Take, for instance, his conversation on Milk Street radio with the Senegalese chef Pierre Thiam. This introduction to Senegalese food culture fascinated Kimball; he cited Thiam multiple times in conversation. And now the second season of Milk Street’s TV show will feature a trip to Senegal.

Christopher Kimball. Photo: Courtesy 'Milk Street'Photo: Courtesy Milk StreetChristopher Kimball ventures outside the confines of a cozy kitchen in his new show? Yes, unlike in America’s Test Kitchen, which he left in late 2015 in an acrimonious split that has spawned a lawsuit, Kimball travels the globe for Milk Street, exploring cuisines and recipes in Thailand, London, and Mexico in the first season. (The second season will feature even more countries, among them Austria and Tunisia in addition to Senegal.) In fact, it was Kimball’s travels in the past decade or so that inspired him to move beyond his traditional culinary training.

“My cooking had started to change as I discovered new techniques from traveling, so there was a bit of disconnect between what I did at America’s Test Kitchen versus at home in the last few years,” he says. As he learned about other global cuisines from chefs like the Israeli-British Yotam Ottolenghi or the British specialist in Chinese cuisine, Fuchsia Dunlop (who appears in the first season of the Milk Street TV show), he was blown away by the use of contrasting flavors: sweet and spicy, bitter and salty, all at once.

“Yotam’s books really opened up a new world to me,” Kimball recalls. “I was amazed when I saw a recipe calling for two cups of cilantro, but then I tried it, and wow! I began to discover new methods of cooking to use and adapt, and it was actually more fun and exciting.”

But while the culinary techniques are new, he insists that his intellectual approach to cooking remains the same as it always has been, from his founding of Cook’s Magazine back in 1980 through Cook’s Illustrated and its siblings, America’s Test Kitchen and Cook’s Country. “It’s still essentially the same gig,” he says. “I’m still curious, I’m still trying to understand recipes: how do they work, why do they work, what is the idea or technique behind them?”

It is this focus on method that he claims distinguishes Milk Street and makes it useful for home cooks. Rather than adopt recipes from other cuisines, Milk Street aims to translate their techniques or concepts to cooking at home in America. “We’re not trying to do authentic; it’s pointless to try to do authentic in a home kitchen,” he says. “Take Senegalese thiebou djeun, a fish and rice dish: the available ingredients are different, the culture it’s presented in is different. It wouldn’t work very well in an American kitchen. But you can learn something from it.”

Culinary technique is not the only thing you can learn from thiebou djeun, however; like any food or cuisine, it teaches you about the culture from which it comes. In the Milk Street radio show, Kimball’s curiosity extends beyond simple recipes and into the culture behind them.

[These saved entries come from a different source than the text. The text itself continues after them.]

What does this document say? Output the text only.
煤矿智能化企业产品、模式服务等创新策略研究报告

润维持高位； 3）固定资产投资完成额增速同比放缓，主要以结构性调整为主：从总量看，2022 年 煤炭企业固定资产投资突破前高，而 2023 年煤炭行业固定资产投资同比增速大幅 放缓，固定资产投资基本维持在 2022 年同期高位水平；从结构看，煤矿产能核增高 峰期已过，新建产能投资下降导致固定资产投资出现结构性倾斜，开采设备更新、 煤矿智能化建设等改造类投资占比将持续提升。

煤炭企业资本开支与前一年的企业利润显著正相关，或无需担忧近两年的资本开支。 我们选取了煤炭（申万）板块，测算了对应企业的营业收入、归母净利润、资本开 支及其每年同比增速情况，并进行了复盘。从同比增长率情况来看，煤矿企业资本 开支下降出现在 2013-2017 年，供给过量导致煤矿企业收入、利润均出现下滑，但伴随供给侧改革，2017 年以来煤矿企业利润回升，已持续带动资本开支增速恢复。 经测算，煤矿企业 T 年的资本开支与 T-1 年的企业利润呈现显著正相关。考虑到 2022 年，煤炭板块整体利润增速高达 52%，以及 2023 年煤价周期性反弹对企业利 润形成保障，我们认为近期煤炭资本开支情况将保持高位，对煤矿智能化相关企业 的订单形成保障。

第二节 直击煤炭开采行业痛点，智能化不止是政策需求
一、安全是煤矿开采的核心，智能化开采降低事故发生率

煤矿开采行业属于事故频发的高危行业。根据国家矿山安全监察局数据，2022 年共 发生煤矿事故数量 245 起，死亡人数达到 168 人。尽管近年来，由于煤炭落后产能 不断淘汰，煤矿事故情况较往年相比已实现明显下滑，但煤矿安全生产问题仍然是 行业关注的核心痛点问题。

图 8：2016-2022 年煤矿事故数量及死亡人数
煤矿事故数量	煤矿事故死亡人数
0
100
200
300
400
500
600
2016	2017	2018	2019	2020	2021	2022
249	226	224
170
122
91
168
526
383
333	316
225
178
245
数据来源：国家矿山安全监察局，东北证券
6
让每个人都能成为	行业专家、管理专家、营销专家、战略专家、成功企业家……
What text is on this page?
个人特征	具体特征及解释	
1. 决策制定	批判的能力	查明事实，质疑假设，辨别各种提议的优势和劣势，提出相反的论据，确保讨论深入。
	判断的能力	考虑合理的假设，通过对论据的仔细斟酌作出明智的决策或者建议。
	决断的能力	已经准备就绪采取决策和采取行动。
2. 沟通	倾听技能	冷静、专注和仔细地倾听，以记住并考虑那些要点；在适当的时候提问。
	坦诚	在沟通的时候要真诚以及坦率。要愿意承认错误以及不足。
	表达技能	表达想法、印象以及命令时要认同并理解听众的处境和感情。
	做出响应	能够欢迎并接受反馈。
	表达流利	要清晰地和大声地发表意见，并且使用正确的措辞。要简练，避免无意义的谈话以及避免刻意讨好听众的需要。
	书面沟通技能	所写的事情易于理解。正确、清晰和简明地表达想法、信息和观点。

He’s taken on a role similar to that of Anthony Bourdain, in which food becomes a facilitator of conversation, an avenue to learning more about the people who make it and the place it comes from.

The food doesn’t have to come from far away, either. Kimball also turns his gaze towards American food culture, but not the kinds of heartland food you would see on Cook’s Country. Instead he looks at dishes like carne adovada in Santa Fe or African-influenced Southern food such as jambalaya and gumbo. “I don’t want to just do buttermilk pancakes and fried chicken,” he says as he dips a churro into chocolate. “There’s so much other American food out there.”